Kluivert, now 40, was just the injection the little island needed. Even working around his busy schedule and in a part-time capacity, his impact was felt at once. Curacao knocked Montserrat and Cuba both out of contention for the 2018 FIFA World Cup Russia™ and orchestrated, over the last two months, a huge jump in the global pecking order. They climbed from 154th to 131st, 23 full places up the FIFA/Coca-Cola World Ranking, seeing them land 16th in the CONCACAF zone.

Team with a dream
With minimal resources and little pedigree, Curacao’s FA have set their sights on an honest run toward the 2022 FIFA World Cup in Qatar. It seems, on the surface, an impossible dream for the semi-autonomous territory with strong historical bonds to the Netherlands. They’ve never made so much as a ripple in qualifying before. But since Kluivert’s intervention, a flock of professional players, primarily from the Netherlands but also from England and beyond, have put their hands up to play for Curacao. While the island has only a little over 150,000 inhabitants, there is a significant diaspora beyond the island’s shores.

In addition to Kluivert’s remarkable scoring touch with super-clubs like Ajax, AC Milan and Barcelona, his coaching chops are nothing to sneeze at. He was assistant to Louis van Gaal at the 2014 World Cup in Brazil, where he helped guide his native Dutch to a third-place finish. His experience and lively personality have proven a boon to Curacao’s football, and have allowed the little island to begin dreaming big.

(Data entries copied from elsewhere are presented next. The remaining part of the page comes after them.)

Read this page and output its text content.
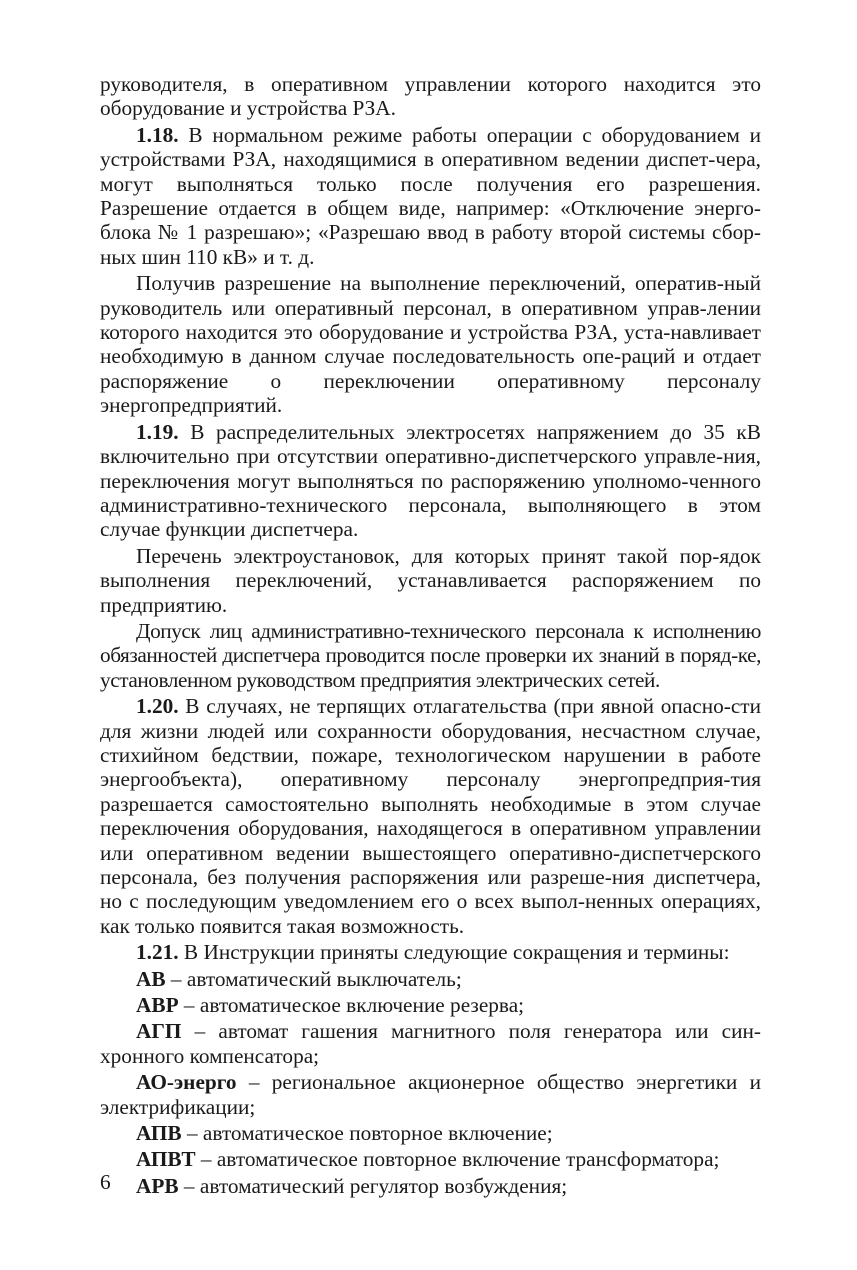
руководителя, в оперативном управлении которого находится это оборудование и устройства РЗА.

1.18. В нормальном режиме работы операции с оборудованием и устройствами РЗА, находящимися в оперативном ведении диспет-чера, могут выполняться только после получения его разрешения. Разрешение отдается в общем виде, например: «Отключение энерго-блока № 1 разрешаю»; «Разрешаю ввод в работу второй системы сбор-ных шин 110 кВ» и т. д.

Получив разрешение на выполнение переключений, оператив-ный руководитель или оперативный персонал, в оперативном управ-лении которого находится это оборудование и устройства РЗА, уста-навливает необходимую в данном случае последовательность опе-раций и отдает распоряжение о переключении оперативному персоналу энергопредприятий.

1.19. В распределительных электросетях напряжением до 35 кВ включительно при отсутствии оперативно-диспетчерского управле-ния, переключения могут выполняться по распоряжению уполномо-ченного административно-технического персонала, выполняющего в этом случае функции диспетчера.

Перечень электроустановок, для которых принят такой пор-ядок выполнения переключений, устанавливается распоряжением по предприятию.

Допуск лиц административно-технического персонала к исполнению обязанностей диспетчера проводится после проверки их знаний в поряд-ке, установленном руководством предприятия электрических сетей.

1.20. В случаях, не терпящих отлагательства (при явной опасно-сти для жизни людей или сохранности оборудования, несчастном случае, стихийном бедствии, пожаре, технологическом нарушении в работе энергообъекта), оперативному персоналу энергопредприя-тия разрешается самостоятельно выполнять необходимые в этом случае переключения оборудования, находящегося в оперативном управлении или оперативном ведении вышестоящего оперативно-диспетчерского персонала, без получения распоряжения или разреше-ния диспетчера, но с последующим уведомлением его о всех выпол-ненных операциях, как только появится такая возможность.

1.21. В Инструкции приняты следующие сокращения и термины:

АВ – автоматический выключатель;

АВР – автоматическое включение резерва;

АГП – автомат гашения магнитного поля генератора или син-хронного компенсатора;

АО-энерго – региональное акционерное общество энергетики и электрификации;

АПВ – автоматическое повторное включение;

АПВТ – автоматическое повторное включение трансформатора;

АРВ – автоматический регулятор возбуждения;

6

This June they reached the third round of the 2017 Caribbean Cup qualifiers with significant wins over Guyana and the US Virgin Islands. In the span of those two games Curacao scored a combined 12 goals and conceded only twice to reach the all-important third round. There they will meet Puerto Rico and Antigua and Barbuda in what is a fairly friendly draw considering it’s the stage when big boys Jamaica, Haiti and Trinidad and Tobago all enter the fray.

Aiming for Gold
Curacao are not totally unfamiliar to success of a modest kind. As part of the former Netherlands Antilles they twice finished third in the old CONCACAF Championship, predecessor to today’s Gold Cup. But that was way back in the 1960s and since 2011, when Curacao broke away from the Antilles, they’ve been on their own in the world and have qualified for nothing of note. That could all change if they top their third-round Caribbean Cup group, a feat that would put them in a CONCACAF Gold Cup for the first time in over four decades and for the first time as an independent association.

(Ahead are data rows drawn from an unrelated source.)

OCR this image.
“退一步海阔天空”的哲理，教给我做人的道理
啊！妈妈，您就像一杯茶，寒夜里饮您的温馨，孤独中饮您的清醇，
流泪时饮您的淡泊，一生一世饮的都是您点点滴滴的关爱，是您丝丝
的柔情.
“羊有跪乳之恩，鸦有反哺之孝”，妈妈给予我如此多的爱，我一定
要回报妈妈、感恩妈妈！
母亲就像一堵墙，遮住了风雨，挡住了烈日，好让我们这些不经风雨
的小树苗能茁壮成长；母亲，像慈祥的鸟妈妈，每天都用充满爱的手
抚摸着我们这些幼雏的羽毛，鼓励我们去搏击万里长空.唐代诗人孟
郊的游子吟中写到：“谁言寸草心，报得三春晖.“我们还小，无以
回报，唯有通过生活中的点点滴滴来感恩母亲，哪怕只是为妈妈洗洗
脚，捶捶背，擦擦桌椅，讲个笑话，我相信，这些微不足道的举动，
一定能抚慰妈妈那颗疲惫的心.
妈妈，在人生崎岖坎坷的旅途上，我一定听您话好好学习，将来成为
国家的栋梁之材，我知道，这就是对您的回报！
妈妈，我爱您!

With the raft of talent that has accompanied Kluivert’s arrival on the touchline, big dreams might be appropriate for this natural paradise tucked away in the Caribbean’s southern tip, almost in sight from the coast of Venezuela. At 24, Feliciatiano Zschusschen is the country’s top all-time scorer and he’s linking up well with the England-based pair of Cuco Martina and Darryl Lachman. There are seven players in the current squad that play professional football in the Netherlands' top two tiers, and the increased professionalism on the pitch and in the technical area is making Curacao a team to watch as they rocket away from anonymity.  

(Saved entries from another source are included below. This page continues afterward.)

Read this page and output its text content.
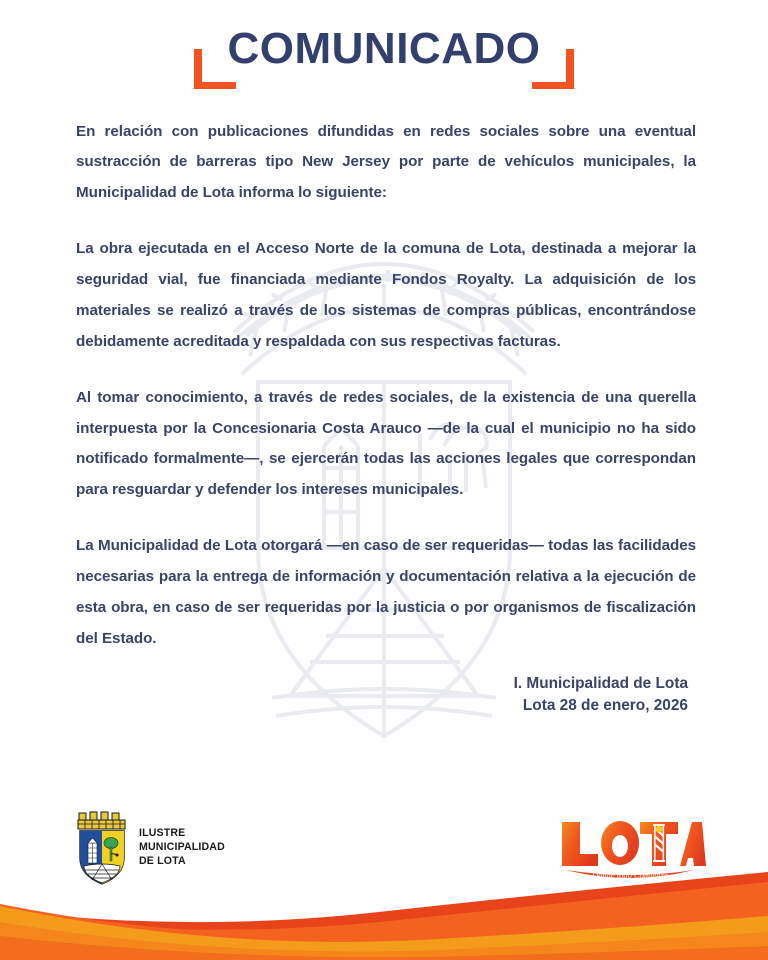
COMUNICADO

En relación con publicaciones difundidas en redes sociales sobre una eventual sustracción de barreras tipo New Jersey por parte de vehículos municipales, la Municipalidad de Lota informa lo siguiente:

La obra ejecutada en el Acceso Norte de la comuna de Lota, destinada a mejorar la seguridad vial, fue financiada mediante Fondos Royalty. La adquisición de los materiales se realizó a través de los sistemas de compras públicas, encontrándose debidamente acreditada y respaldada con sus respectivas facturas.

Al tomar conocimiento, a través de redes sociales, de la existencia de una querella interpuesta por la Concesionaria Costa Arauco —de la cual el municipio no ha sido notificado formalmente—, se ejercerán todas las acciones legales que correspondan para resguardar y defender los intereses municipales.

La Municipalidad de Lota otorgará —en caso de ser requeridas— todas las facilidades necesarias para la entrega de información y documentación relativa a la ejecución de esta obra, en caso de ser requeridas por la justicia o por organismos de fiscalización del Estado.

I. Municipalidad de Lota
Lota 28 de enero, 2026
ILUSTRE
MUNICIPALIDAD
DE LOTA
Donde todo Comienza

It is unlikely Kluivert will continue on for too much longer in Curacao, as he’s earmarked for a future in the top professional ranks in Europe and recently took up the post as Paris Saint-Germain’s director of football. He has, however, committed himself to Curacao’s cause through the Caribbean Cup qualifying phases. And even if that’s the extent of his tenure, his impact on Curacao’s football will linger. “I’ve got some good players,” Kluivert said about his young team with a dream. “I feel proud to help the island a little further along.”